Le philosophe anglais M. A. E. Dummett (né en 1925) a tenté une médiation complexe entre les instances du paradigme dominant et certains aspects de la pensée du second Wittgenstein. Du paradigme dominant, il retient surtout le projet d'une théorie de la signification (dont Wittgenstein contestait l'utilité et l'idée même, cf. § 19); et il tire essentiellement de Wittgenstein les qualités qu'une telle théorie doit satisfaire. En premier lieu, pour Dummett, une théorie de la signification doit répondre à la question: «En quoi consiste comprendre la signification d'un énoncé?» et doit être – en ce sens – une théorie de la compréhension. La signification, en effet, n'est rien d'autre que ce qu'une personne qui parle connaît d'une expression, du fait qu'elle la comprend. En second lieu, la théorie doit rendre compte du caractère public de la signification: elle doit représenter la connaissance de la signification comme une compétence contrôlable, qui doit donc se manifester dans des comportements publics, c'est-à-dire dans l'utilisation. L'idée que la connaissance de la signification d'une expression doit pouvoir se manifester pleinement dans l'utilisation découle, pour Dummett, à la fois de l'élaboration du slogan wittgensteinien «la signification c'est l'utilisation», et de la réflexion sur une thèse de Frege connue comme principe de contextualité, selon laquelle «un mot est donné pour quelque chose uniquement dans le contexte d'un énoncé» (Dummett, 1973b: 192-196). Selon Dummett, la thèse est justifiée par le fait que l'énoncé est l'unité linguistique minimum permettant d'accomplir un acte de langage (voir § 25), c'est-à-dire un acte concret de communication; du reste, l'acquisition de la signification d'un mot advient en observant des exemples de son utilisation dans des énoncés, et la connaissance du sens d'un mot ne peut être démontrée qu'en l'utilisant (c'est-à-dire en montrant que l'on est en mesure de formuler des énoncés dans lesquels il est utilisé correctement). Donc la thèse de la contextualité est étroitement liée à l'idée du caractère public de la signification, qui, à son tour, forme un tout avec la thèse de la manifestabilité dans l'utilisation (sur cet entrelacs théorique, voir Santambrogio, 1986: 10-18).

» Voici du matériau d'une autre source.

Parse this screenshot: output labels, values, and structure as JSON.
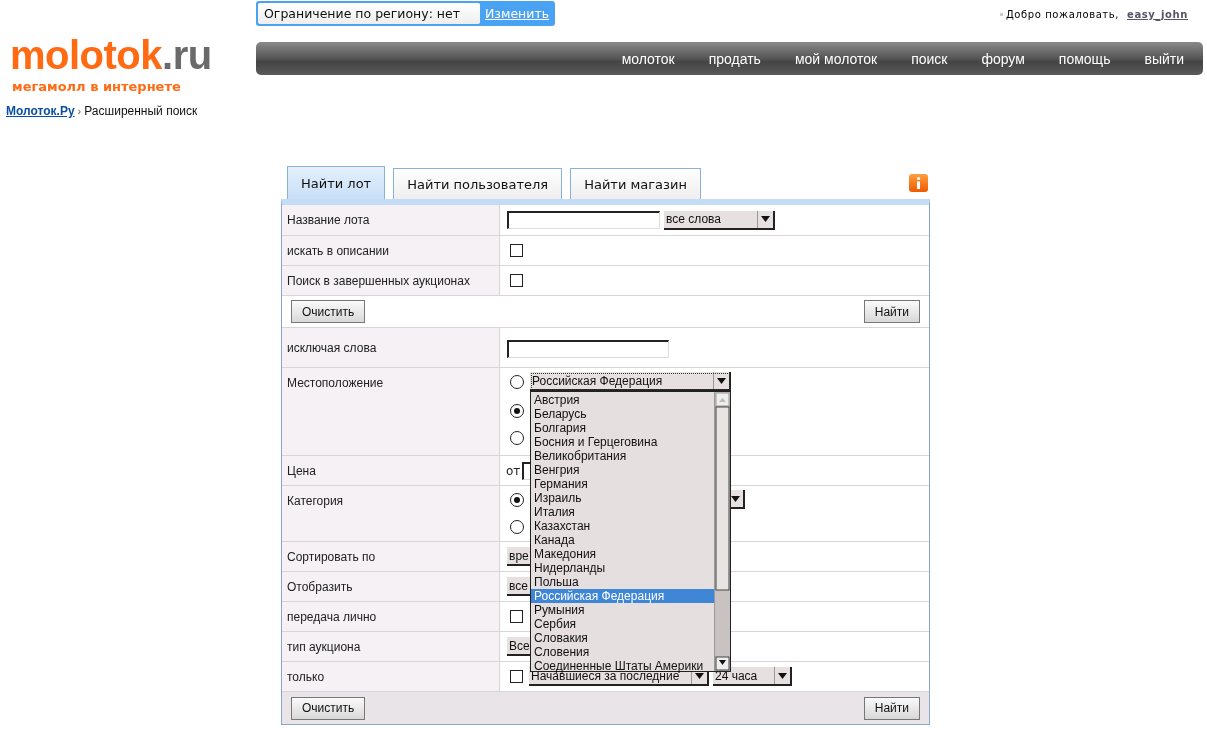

Dummett adhère au paradigme dominant également de par son insistance sur le caractère systématique de la théorie de la signification. La compréhension du langage a une nature compositionnelle (§ 6): notre capacité à comprendre une infinité d'énoncés que nous n'avons jamais rencontrés auparavant ne peut que provenir de la maîtrise de principes concernant la manière dont chaque mot contribue à déterminer la signification des énoncés dans lesquels il apparaît. La théorie de la signification doit rendre compte de ces principes. Et Dummett se range du côté du paradigme dominant, et contre Wittgenstein – ou contre une interprétation diffuse de Wittgenstein – également du fait qu'il considère comme indispensable la distinction frégéenne entre sens et force (§ 6). Si l'on admet, en effet, que la signification d'un mot, c'est sa contribution à la signification des énoncés dans lesquels il apparaît, mais si l'on refuse la distinction entre sens et force, il s'ensuit que «les mots d'un énoncé impératif [doivent] avoir une signification de type complètement différent de celle que les mêmes mots ont quand ils apparaissent dans un énoncé optatif; ce qui est absurde» (Dummett, 1978: 449). Si – comme Wittgenstein – on se refuse à reconnaître que la signification conventionnelle d'une assertion, d'un ordre, d'une question etc. dépend (également) de principes généraux qui concernent les assertions, les ordres, les questions en tant que tels, on perd un aspect important de la systématicité et l'on finit par mettre sur le même plan des composants très différents du contenu communicatif d'un énoncé.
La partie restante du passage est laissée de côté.